AUTHOR=James Stephanie R. , Foks Nathan Leon , Minsley Burke J. TITLE=GSPy: A new toolbox and data standard for Geophysical Datasets JOURNAL=Frontiers in Earth Science VOLUME=10 YEAR=2022 URL=https://www.frontiersin.org/journals/earth-science/articles/10.3389/feart.2022.907614 DOI=10.3389/feart.2022.907614 ISSN=2296-6463 ABSTRACT=

The diversity of geophysical methods and datatypes, as well as the isolated nature of various specialties (e.g., electromagnetic, seismic, potential fields) leads to a profusion of separate data file formats and documentation conventions. This can hinder cooperation and reduce the impact of datasets researchers have invested in heavily to collect and prepare. An open, portable, and well-supported community data standard could greatly improve the interoperability, transferability, and long-term archival of geophysical data.
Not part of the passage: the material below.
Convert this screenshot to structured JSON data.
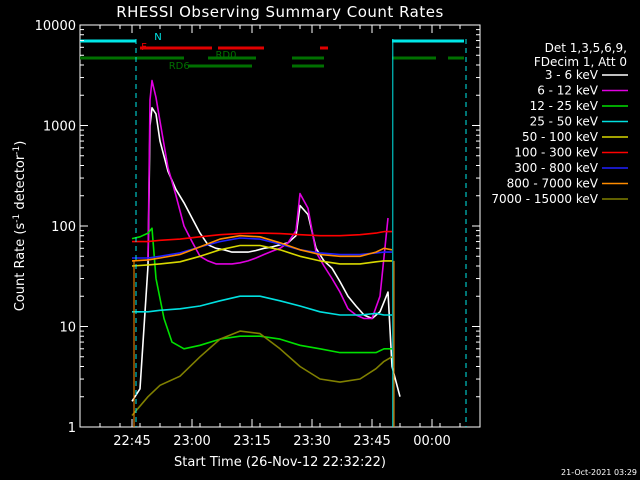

Airborne geophysical methods particularly need an open and accessible data standard, and they exemplify the complexity that is common in geophysical datasets where critical auxiliary information on the survey and system parameters are required to fully utilize and understand the data. Here, we propose a new Geophysical Standard, termed the GS convention, that leverages the well-established and widely used NetCDF file format and builds on the Climate and Forecasts (CF) metadata convention. We also present an accompanying open-source Python package, GSPy, to provide methods and workflows for building the GS-standardized NetCDF files, importing and exporting between common data formats, preparing input files for geophysical inversion software, and visualizing data and inverted models. By using the NetCDF format, handled through the Xarray Python package, and following the CF conventions, we standardize how metadata is recorded and directly stored with the data, from general survey and system information down to specific variable attributes. Utilizing the hierarchical nature of NetCDF, GS-formatted files are organized with a root Survey group that contains global metadata about the geophysical survey. Data are then organized into subgroups beneath Survey and are categorized as Tabular or Raster depending on the geometry and point of origin for the data. Lastly, the standard ensures consistency in constructing and tracking coordinate reference systems, which is vital for accurate portability and analysis. Development and adoption of a NetCDF-based data standard for geophysical surveys can greatly improve how these complex datasets are shared and utilized, making the data more accessible to a broader science community. The architecture of GSPy can be easily transferred to additional geophysical datatypes and methods in future releases.